You will now observe how you can use your new data analysis tool to connect with a real e-commerce site. In order to build the e-commerce site, use an Azure Cosmos database to store the list of product categories (Women's, Men's, Unisex), the product catalog, and a list of the most popular items.

  1. Navigate back to the Azure Portal, then to your Cosmos DB account, then to Data Explorer.

    Add two collections under changefeedlabdatabase - products and categories with Fixed storage capacity.

    Add another collection under changefeedlabdatabase named topItems and /Item as the partition key.

  2. Select the topItems collection, and under Scale and Settings set the Time to Live to be 30 seconds so that topItems updates every 30 seconds.

    Time to live

  3. In order to populate the topItems collection with the most frequently purchased items, navigate back to streamjob1 and add a new Output. Select Cosmos DB.

  4. Fill in the required fields as pictured below.

    Cosmos output

  5. If you added the optional TOP 5 query in the previous part of the lab, proceed to part 5a. If not, proceed to part 5b.

    5a. In streamjob1, select Edit query and paste the following query in your Azure Stream Analytics query editor below the TOP 5 query but above the rest of the queries.

    SELECT arrayvalue.value.item AS Item, arrayvalue.value.price, arrayvalue.value.countEvents
    INTO topItems
    FROM arrayselect
    

    5b. In streamjob1, select Edit query and paste the following query in your Azure Stream Analytics query editor above all other queries.

    /*TOP 5*/
    WITH Counter AS
    (
    SELECT Item, Price, Action, COUNT(*) AS countEvents
    FROM input
    WHERE Action = 'Purchased'
    GROUP BY Item, Price, Action, TumblingWindow(second,30)
    ), 
    top5 AS
    (
    SELECT DISTINCT
    CollectTop(5)  OVER (ORDER BY countEvents) AS topEvent
    FROM Counter
    GROUP BY TumblingWindow(second,30)
    ), 
    arrayselect AS 
    (
    SELECT arrayElement.ArrayValue
    FROM top5
    CROSS APPLY GetArrayElements(top5.topevent) AS arrayElement
    ) 
    SELECT arrayvalue.value.item AS Item, arrayvalue.value.price, arrayvalue.value.countEvents
    INTO topItems
    FROM arrayselect
    
  6. Open EcommerceWebApp.sln and navigate to the Web.config file in the Solution Explorer.
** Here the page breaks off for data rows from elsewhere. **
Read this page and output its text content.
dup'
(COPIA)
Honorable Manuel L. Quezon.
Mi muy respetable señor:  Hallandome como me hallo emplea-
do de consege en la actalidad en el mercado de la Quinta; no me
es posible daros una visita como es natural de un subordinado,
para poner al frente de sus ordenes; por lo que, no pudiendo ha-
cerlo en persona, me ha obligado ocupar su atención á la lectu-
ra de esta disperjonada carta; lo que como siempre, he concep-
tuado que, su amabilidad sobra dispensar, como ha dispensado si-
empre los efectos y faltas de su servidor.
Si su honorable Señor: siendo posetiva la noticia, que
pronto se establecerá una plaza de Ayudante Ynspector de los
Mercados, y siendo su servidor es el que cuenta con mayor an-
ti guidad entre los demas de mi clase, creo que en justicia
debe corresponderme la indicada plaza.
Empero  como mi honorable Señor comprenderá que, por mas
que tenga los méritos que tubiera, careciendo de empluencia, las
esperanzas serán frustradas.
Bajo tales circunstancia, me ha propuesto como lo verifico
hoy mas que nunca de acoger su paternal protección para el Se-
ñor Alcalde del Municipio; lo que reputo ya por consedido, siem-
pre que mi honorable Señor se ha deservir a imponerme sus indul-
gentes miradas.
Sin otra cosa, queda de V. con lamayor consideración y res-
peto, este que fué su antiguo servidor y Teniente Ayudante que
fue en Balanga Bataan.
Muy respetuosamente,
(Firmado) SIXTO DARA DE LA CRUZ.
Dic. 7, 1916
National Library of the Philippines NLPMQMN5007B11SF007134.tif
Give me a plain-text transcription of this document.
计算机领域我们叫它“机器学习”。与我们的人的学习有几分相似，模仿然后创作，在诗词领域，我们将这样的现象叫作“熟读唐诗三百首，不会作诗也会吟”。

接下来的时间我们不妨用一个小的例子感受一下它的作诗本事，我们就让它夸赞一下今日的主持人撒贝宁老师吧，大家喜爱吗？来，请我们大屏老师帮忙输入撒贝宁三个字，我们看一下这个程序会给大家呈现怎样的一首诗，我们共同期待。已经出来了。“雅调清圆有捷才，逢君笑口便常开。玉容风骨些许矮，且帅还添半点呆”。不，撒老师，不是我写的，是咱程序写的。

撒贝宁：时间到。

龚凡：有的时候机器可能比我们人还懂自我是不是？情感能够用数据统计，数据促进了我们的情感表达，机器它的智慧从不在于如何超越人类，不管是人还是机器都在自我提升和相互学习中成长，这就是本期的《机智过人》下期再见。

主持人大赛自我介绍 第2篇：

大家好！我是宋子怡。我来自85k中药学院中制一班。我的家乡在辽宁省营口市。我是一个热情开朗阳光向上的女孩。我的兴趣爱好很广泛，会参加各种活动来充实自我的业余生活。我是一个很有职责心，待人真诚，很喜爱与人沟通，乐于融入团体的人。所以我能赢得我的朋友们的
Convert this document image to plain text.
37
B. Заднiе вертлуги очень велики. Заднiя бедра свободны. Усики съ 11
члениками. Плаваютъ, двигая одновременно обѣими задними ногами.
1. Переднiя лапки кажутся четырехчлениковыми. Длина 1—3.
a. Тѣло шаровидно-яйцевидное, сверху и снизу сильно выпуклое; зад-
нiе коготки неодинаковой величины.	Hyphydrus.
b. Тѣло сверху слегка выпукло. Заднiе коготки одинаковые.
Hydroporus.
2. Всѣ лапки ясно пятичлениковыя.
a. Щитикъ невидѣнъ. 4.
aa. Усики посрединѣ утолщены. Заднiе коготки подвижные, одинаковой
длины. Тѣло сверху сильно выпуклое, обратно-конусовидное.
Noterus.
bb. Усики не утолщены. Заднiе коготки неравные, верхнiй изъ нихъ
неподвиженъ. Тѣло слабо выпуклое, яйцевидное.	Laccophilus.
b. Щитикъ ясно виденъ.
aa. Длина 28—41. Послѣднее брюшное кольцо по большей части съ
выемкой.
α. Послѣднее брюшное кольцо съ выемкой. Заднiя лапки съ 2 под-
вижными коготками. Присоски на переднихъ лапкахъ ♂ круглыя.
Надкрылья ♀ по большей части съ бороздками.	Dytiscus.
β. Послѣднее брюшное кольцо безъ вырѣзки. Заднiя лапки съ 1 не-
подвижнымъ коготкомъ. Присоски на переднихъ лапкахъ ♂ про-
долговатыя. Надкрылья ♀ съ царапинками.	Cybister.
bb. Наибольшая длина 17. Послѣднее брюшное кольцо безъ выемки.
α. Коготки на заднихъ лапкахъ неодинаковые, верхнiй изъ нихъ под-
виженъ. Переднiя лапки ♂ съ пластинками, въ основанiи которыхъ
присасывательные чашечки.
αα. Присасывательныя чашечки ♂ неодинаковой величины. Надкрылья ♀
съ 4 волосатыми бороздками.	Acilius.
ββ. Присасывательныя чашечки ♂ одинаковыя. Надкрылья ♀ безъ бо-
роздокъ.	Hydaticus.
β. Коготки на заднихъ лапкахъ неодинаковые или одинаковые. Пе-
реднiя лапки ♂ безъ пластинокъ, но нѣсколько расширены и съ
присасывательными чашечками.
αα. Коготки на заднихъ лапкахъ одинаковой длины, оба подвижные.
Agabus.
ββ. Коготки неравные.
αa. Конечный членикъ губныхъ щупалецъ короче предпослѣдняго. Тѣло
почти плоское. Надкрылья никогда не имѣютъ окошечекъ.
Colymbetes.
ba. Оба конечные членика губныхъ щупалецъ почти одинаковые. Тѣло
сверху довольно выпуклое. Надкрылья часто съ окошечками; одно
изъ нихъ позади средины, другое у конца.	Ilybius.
  7. Within the <appSettings> block, add the URI and PRIMARY KEY that you saved earlier where it says your URI here and your primary key here. Then add in your database name and collection name as indicated. (These names should be changefeedlabdatabase and changefeedlabcollection unless you chose to name yours differently.)

    Fill in your products collection name, categories collection name, and top items collection name as indicated. (These names should be products, categories, and topItems unless you chose to name yours differently.)

  8. Navigate to and open the Checkout folder within EcommerceWebApp.sln. Then open the Web.config file within that folder.

  9. Within the <appSettings> block, add the URI and PRIMARY KEY that you saved earlier where indicated. Then add in your database name and collection name as indicated. (These names should be changefeedlabdatabase and changefeedlabcollection unless you chose to name yours differently.)

  10. Press Start at the top of the page to run the program.

  11. Now you can play around on the e-commerce site. When you view an item, add an item to your cart, change the quantity of an item in your cart, or purchase an item, these events will be passed through the Cosmos DB change feed to Event Hub, ASA, and then Power BI. We recommend continuing to run DataGenerator to generate significant web traffic data and provide a realistic set of "Hot Products" on the e-commerce site.

Delete the resources

To delete the resources that you created during this lab, navigate to the resource group on Azure Portal, then select Delete resource group from the menu at the top of the page and follow the instructions provided.